Anterior Apical Cores In The Initial Prostate Biopsy Does Not Increase Detection Of Significant Prostate Cancer
Urology Journal,
Vol. 12 No. 2 (2015),
29 April 2015
,
Page 2084-2089
https://doi.org/10.22037/uj.v12i2.2580
Abstract
Purpose
To examine the effect of routine sampling anterior apical cores in the initial prostate biopsy among patients that 14-cores of prostate biopsy planned.
Methods
Five-hundred twenty-eight patients with increased prostate-specific antigen levels and/or abnormal digital rectal examination underwent transrectal ultrasound and initial prostate biopsy between November 2012 and October 2013. We performed routinely 12-cores extended prostate biopsy plus 2 anterior apex samples that were taken from the junction of urethra and apex.
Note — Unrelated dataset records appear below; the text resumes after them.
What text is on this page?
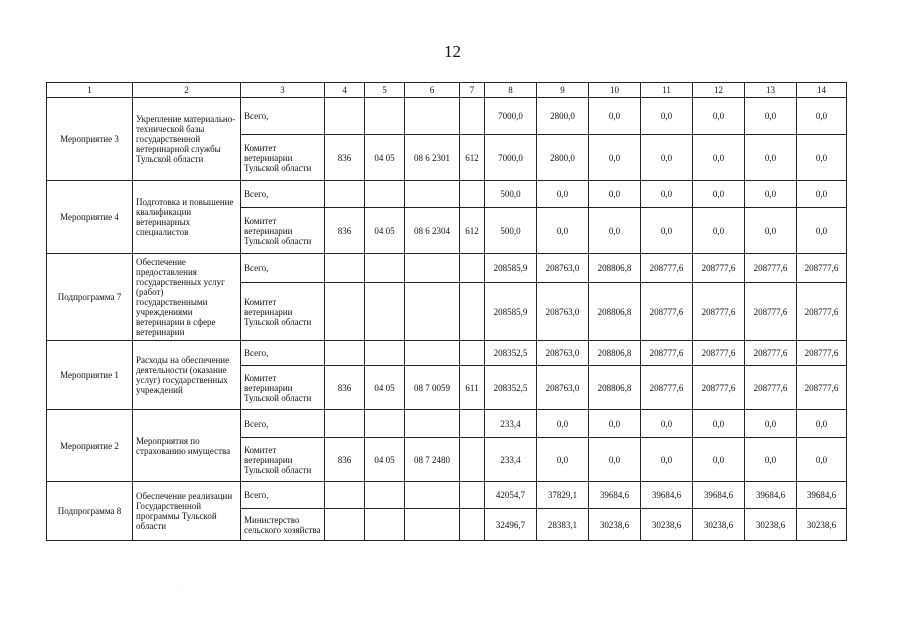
12
1	2	3	4	5	6	7	8	9	10	11	12	13	14
Мероприятие 3	Укрепление материально-технической базы государственной ветеринарной службы Тульской области	Всего,					7000,0	2800,0	0,0	0,0	0,0	0,0	0,0
		Комитет ветеринарии Тульской области	836	04 05	08 6 2301	612	7000,0	2800,0	0,0	0,0	0,0	0,0	0,0
Мероприятие 4	Подготовка и повышение квалификации ветеринарных специалистов	Всего,					500,0	0,0	0,0	0,0	0,0	0,0	0,0
		Комитет ветеринарии Тульской области	836	04 05	08 6 2304	612	500,0	0,0	0,0	0,0	0,0	0,0	0,0
Подпрограмма 7	Обеспечение предоставления государственных услуг (работ) государственными учреждениями ветеринарии в сфере ветеринарии	Всего,					208585,9	208763,0	208806,8	208777,6	208777,6	208777,6	208777,6
		Комитет ветеринарии Тульской области					208585,9	208763,0	208806,8	208777,6	208777,6	208777,6	208777,6
Мероприятие 1	Расходы на обеспечение деятельности (оказание услуг) государственных учреждений	Всего,					208352,5	208763,0	208806,8	208777,6	208777,6	208777,6	208777,6
		Комитет ветеринарии Тульской области	836	04 05	08 7 0059	611	208352,5	208763,0	208806,8	208777,6	208777,6	208777,6	208777,6
Мероприятие 2	Мероприятия по страхованию имущества	Всего,					233,4	0,0	0,0	0,0	0,0	0,0	0,0
		Комитет ветеринарии Тульской области	836	04 05	08 7 2480		233,4	0,0	0,0	0,0	0,0	0,0	0,0
Подпрограмма 8	Обеспечение реализации Государственной программы Тульской области	Всего,					42054,7	37829,1	39684,6	39684,6	39684,6	39684,6	39684,6
		Министерство сельского хозяйства					32496,7	28383,1	30238,6	30238,6	30238,6	30238,6	30238,6
· ·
Site-specific and unique cancer detection rate, tumor characteristics and biopsy related pain were evaluated.
Results
Prostate cancer was detected in 147 of 451 patients (32.6%). Lateral base of the prostate had the highest importance for cancer detection with 128 of 451 patients (28.3%) and unique cancer detection with 17 of 40 patients (43.5%). Anterior apex (n=6) was in third place after the lateral apex (n=8). The patients diagnosed by anterior apex cores were all clinically insignificant prostate cancer. The cancer diagnosis rate would be 31% if 12-cores biopsy was used, but that rate found 32.6% in 14-cores biopsy (p=0. 016). Average biopsy pain, right anterior apex biopsy pain and left anterior apex biopsy pain were found 0.61, 1.06 and 1.08, respectively. When right and left anterior apex biopsy pain is compared to average biopsy pain, the pain level was found that statistically significant higher in the biopsies of right and left anterior apex (p=0.040 and p=0.042).
Conclusions
According to our results, although more prostate cancer diagnosis would be done with 14-cores prostate biopsy, it should not be forgotten that those patients might have clinically insignificant prostate cancer.